Only six months earlier, the two professors had published another headline-grabbing study that suggested globalization would help, not harm, the children of the Third World. In a research report for the National Bureau for Economic Research, Edmonds and Pavcnik said trade liberalization likely led to a drop in child labor in Vietnam. When the Vietnamese government lifted restrictions on the rice trade in the 1990s, prices jumped. The two professors found that higher rice prices led to higher income for rural families, who then pulled their children from the fields. Did these rural parents send their children to school? "We do not know the answer to that because we didn't have appropriate data to examine this question," Pavcnik says. "We can only hope."

Policymakers took note. After the papers were published, Pavcnik and Edmonds were asked to discuss their findings with staffers at several international economic institutions, including the World Bank in Washington, D.C. and the Organisation for Economic Co-operation and Development in Paris.

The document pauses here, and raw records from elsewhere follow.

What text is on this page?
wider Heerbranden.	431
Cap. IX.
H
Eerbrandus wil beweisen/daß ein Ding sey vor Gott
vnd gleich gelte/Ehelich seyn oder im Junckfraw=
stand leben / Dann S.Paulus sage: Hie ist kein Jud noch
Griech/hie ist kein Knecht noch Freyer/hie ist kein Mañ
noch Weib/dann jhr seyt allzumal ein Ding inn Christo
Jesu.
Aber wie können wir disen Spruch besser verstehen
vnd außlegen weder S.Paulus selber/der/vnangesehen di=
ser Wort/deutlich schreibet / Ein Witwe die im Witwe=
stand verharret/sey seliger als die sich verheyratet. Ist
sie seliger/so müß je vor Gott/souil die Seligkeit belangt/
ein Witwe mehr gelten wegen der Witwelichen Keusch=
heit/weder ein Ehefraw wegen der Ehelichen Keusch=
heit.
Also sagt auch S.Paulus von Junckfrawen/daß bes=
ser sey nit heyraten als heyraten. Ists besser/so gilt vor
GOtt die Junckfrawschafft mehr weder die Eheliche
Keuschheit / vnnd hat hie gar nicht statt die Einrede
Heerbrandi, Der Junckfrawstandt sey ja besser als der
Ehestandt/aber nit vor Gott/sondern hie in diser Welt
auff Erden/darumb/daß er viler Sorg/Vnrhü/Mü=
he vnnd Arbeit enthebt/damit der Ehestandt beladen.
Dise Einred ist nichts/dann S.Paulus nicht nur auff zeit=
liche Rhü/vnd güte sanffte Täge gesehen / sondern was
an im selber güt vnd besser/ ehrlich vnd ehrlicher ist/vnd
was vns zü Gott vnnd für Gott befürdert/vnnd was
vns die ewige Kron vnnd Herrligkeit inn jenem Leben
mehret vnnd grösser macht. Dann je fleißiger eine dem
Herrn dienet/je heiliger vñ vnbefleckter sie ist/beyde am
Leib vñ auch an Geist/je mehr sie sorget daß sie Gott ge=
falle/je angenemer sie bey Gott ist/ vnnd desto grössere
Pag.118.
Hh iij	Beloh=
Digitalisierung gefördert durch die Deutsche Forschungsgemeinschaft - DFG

Also like her colleagues, Pavcnik is a strong free-trade advocate, in part because her research shows it has potential to benefit those who are least powerful in societies: the children. These days, she is studying the impact of globalization on the children of India, where data also allow her to look at implications of trade reform for children's school attendance and to examine whether short-term exposure to trade reform has lasting impacts on children's educational attainment by affecting their literacy and school completion. She says her research will likely be published as a working paper later this year.